GitHub’s Comedy of Errors: The PAT That Opened Pandora’s Box in a Supply Chain Fiasco
Threat actors used a compromised personal access token in December 2024 for a supply chain attack targeting GitHub Actions in March 2025, Palo Alto Networks reports. The attack exposed secrets from 218 repositories, and the attackers cunningly expanded their efforts after an open-source Coinbase project evaded their initial focus.

Hot Take:
Looks like those pesky cyber-villains are at it again, playing a dangerous game of “GitHub Gotcha!” with supply chains. Who knew that Personal Access Tokens (PAT) could be the key to unlocking a Pandora’s Box of digital chaos? I guess the moral of the story is to keep your PATs safer than you would your grandma’s secret apple pie recipe!
Key Points:
- Threat actors used a compromised Personal Access Token (PAT) from December 2024 to execute a March 2025 supply chain attack on GitHub Actions.
- Malicious code was injected into the tj-actions/changed-files GitHub action, potentially compromising 160,000 projects, though only 218 repositories exposed secrets.

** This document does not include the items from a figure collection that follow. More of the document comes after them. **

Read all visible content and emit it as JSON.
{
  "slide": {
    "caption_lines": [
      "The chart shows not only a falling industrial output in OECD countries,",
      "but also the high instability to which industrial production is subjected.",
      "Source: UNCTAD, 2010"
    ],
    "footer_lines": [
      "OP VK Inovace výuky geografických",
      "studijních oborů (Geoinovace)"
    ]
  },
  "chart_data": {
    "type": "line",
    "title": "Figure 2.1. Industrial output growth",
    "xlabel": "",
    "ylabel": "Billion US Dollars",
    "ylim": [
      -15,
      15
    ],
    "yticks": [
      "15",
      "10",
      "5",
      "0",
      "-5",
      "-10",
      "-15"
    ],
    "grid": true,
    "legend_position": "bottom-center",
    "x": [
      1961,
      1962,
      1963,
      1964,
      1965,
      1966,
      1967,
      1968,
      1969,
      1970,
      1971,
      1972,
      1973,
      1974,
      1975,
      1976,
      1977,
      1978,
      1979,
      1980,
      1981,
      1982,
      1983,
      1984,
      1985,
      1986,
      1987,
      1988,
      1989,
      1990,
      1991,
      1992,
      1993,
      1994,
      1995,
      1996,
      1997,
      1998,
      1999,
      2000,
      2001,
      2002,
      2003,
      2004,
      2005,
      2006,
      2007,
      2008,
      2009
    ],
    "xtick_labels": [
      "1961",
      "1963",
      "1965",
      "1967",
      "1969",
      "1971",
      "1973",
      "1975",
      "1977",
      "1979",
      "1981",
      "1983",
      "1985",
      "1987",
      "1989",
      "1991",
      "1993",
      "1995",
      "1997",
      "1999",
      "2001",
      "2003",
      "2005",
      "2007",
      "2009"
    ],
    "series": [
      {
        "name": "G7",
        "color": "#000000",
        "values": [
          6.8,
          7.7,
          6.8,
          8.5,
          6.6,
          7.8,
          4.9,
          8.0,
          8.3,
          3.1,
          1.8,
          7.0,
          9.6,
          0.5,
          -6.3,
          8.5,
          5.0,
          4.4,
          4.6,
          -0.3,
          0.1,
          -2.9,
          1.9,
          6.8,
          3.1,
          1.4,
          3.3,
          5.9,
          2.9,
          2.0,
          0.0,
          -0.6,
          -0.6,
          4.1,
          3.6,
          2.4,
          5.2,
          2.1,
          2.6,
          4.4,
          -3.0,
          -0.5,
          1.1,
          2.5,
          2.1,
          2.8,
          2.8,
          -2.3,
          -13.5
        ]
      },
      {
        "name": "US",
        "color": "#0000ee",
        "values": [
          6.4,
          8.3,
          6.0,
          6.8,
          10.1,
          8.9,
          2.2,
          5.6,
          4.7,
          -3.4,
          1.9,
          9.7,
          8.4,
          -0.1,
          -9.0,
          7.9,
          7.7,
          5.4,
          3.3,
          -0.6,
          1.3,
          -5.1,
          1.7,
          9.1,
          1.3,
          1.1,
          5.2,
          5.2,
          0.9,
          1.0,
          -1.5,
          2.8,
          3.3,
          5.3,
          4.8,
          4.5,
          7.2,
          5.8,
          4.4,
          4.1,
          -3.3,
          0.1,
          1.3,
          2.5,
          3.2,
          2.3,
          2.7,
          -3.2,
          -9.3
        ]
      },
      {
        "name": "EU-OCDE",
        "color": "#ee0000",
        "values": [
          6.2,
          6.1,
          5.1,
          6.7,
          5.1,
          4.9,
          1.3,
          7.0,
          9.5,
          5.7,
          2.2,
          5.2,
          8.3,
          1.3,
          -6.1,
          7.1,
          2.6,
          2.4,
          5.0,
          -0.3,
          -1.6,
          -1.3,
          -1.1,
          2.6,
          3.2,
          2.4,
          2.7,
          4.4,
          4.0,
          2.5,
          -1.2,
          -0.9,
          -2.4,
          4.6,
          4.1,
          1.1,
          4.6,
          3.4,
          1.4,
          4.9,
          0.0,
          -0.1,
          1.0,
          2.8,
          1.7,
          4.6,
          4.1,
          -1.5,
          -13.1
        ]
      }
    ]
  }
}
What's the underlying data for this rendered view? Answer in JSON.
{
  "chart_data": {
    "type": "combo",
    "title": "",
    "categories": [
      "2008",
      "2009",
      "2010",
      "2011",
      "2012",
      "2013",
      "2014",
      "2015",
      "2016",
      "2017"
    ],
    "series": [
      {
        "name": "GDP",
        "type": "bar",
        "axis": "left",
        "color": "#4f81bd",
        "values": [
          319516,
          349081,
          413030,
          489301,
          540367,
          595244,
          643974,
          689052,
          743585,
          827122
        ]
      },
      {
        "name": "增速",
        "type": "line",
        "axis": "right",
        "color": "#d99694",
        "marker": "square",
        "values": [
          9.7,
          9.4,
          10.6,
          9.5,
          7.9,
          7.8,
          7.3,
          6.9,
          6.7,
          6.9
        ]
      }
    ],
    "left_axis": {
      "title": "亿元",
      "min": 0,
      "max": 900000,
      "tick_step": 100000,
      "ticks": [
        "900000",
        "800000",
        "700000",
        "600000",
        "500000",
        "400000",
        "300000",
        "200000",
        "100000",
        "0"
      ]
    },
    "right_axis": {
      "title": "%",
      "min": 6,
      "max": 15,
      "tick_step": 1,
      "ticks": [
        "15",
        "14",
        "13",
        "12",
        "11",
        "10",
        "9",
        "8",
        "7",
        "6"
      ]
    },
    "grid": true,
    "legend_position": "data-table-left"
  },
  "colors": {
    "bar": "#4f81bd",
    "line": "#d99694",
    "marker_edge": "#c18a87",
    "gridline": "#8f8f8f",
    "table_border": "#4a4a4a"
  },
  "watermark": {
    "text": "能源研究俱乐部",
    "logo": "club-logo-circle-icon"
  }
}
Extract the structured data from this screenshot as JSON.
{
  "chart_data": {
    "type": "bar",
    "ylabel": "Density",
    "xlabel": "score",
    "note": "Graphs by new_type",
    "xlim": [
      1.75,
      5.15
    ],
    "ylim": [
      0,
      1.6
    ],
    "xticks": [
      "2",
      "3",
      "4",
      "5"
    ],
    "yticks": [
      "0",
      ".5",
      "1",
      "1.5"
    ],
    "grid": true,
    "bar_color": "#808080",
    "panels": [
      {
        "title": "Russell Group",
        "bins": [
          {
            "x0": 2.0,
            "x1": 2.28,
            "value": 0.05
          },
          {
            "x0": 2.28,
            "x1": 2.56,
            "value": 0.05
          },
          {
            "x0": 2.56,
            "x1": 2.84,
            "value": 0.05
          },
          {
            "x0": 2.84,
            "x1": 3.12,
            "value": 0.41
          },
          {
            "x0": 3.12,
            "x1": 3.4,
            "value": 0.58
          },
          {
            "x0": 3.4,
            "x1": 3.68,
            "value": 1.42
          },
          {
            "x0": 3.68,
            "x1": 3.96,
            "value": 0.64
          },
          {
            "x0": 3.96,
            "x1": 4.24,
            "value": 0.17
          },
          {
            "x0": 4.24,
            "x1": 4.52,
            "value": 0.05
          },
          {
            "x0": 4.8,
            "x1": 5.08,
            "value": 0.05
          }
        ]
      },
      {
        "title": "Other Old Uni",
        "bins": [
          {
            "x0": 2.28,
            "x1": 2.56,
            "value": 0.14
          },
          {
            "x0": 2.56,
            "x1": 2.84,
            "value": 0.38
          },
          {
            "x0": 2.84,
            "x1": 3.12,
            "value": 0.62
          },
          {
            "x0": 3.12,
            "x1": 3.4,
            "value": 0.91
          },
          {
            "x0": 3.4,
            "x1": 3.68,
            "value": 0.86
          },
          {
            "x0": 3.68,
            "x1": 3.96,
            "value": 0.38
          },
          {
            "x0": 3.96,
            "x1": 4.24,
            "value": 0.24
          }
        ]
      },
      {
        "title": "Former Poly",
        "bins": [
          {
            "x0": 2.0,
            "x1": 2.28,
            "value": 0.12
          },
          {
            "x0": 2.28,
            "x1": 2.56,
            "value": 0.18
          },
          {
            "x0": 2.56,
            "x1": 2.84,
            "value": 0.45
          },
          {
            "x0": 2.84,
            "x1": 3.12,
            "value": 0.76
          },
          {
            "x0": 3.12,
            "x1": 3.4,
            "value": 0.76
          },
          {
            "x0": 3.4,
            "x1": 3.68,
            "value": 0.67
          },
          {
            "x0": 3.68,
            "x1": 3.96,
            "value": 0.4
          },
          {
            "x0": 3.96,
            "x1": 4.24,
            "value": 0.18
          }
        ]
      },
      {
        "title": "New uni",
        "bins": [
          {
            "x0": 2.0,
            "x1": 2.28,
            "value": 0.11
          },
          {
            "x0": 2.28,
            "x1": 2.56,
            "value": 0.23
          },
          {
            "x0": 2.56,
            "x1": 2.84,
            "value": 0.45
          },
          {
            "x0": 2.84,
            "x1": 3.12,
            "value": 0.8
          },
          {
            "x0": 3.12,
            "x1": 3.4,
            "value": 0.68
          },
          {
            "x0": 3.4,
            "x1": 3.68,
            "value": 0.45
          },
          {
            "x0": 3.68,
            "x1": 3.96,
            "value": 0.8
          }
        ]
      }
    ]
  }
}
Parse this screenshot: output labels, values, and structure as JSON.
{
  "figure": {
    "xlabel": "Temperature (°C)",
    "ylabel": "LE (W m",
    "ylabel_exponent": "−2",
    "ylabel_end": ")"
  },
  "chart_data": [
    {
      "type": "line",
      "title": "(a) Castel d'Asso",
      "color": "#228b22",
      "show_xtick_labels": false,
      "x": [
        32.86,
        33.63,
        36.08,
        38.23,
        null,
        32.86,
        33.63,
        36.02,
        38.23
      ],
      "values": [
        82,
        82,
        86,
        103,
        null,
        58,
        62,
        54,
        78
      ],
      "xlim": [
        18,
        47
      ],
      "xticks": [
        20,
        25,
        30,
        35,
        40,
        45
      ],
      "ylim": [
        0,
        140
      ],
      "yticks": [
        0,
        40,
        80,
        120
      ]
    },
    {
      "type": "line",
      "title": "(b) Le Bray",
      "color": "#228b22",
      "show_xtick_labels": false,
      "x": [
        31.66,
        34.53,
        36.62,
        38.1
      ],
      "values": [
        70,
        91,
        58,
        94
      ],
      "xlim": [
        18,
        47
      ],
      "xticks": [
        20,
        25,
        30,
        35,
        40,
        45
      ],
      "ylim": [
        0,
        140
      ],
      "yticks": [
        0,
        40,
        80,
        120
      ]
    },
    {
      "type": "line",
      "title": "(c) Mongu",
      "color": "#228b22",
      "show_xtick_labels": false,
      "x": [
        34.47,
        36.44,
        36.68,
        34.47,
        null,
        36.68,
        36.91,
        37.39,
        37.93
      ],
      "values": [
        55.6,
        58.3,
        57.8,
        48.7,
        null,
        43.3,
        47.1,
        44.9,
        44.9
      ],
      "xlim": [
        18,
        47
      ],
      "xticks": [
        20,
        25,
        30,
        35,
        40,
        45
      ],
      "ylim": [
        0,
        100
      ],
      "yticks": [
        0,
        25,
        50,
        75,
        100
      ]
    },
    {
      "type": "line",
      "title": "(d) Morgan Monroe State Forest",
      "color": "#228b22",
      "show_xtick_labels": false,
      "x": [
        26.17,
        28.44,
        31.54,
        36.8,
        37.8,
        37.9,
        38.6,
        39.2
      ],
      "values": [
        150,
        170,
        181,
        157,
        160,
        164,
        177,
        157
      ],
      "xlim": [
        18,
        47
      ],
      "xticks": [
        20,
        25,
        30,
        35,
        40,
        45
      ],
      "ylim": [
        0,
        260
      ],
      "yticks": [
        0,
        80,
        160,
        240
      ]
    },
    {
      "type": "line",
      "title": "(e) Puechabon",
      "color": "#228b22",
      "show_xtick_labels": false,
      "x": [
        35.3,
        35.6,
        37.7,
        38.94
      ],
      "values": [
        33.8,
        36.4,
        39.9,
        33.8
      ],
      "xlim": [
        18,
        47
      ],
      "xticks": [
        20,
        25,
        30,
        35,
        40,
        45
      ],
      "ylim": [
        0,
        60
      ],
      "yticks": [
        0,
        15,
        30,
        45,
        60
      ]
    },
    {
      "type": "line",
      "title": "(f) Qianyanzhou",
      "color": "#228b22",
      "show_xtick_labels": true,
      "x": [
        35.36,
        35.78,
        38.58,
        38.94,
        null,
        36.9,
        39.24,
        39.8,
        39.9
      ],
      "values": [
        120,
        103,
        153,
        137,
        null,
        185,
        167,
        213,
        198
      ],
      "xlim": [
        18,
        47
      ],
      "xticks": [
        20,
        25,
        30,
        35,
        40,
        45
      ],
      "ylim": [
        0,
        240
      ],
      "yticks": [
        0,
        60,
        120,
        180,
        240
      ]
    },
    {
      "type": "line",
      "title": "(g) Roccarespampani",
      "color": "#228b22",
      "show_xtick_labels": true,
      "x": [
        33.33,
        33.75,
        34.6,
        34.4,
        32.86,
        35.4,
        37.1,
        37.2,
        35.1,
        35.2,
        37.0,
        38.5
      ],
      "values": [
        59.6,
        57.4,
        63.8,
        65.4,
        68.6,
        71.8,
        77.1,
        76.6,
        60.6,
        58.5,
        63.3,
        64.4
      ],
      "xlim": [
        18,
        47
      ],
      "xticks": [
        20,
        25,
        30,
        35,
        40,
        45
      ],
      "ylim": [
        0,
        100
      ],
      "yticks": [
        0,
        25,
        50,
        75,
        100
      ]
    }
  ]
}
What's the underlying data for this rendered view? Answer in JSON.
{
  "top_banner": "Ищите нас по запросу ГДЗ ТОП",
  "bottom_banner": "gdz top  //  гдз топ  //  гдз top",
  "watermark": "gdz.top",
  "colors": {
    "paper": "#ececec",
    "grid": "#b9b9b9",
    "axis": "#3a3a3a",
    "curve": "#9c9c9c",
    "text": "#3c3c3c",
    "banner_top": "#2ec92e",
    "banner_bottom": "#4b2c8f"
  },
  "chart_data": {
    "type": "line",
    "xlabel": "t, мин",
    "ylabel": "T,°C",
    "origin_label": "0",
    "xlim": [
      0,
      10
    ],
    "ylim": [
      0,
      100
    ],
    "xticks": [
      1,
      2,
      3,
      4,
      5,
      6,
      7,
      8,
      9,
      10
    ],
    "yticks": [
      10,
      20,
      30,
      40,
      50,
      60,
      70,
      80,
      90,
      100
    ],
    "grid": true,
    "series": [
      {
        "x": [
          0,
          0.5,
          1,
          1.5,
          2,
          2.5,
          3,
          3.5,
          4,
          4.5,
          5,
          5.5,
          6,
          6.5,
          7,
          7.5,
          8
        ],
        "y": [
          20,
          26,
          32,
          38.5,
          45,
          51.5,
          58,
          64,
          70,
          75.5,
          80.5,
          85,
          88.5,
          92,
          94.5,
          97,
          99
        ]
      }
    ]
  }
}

- The attack began with the theft of a PAT from a SpotBugs maintainer due to a malicious pull request exploiting GitHub Actions workflow.
- Once inside, the attackers invited a malicious user, gained write access, and leaked secrets using advanced encryption techniques.
- This cascading attack impacted numerous GitHub workflows, including a significant incident involving a Coinbase project.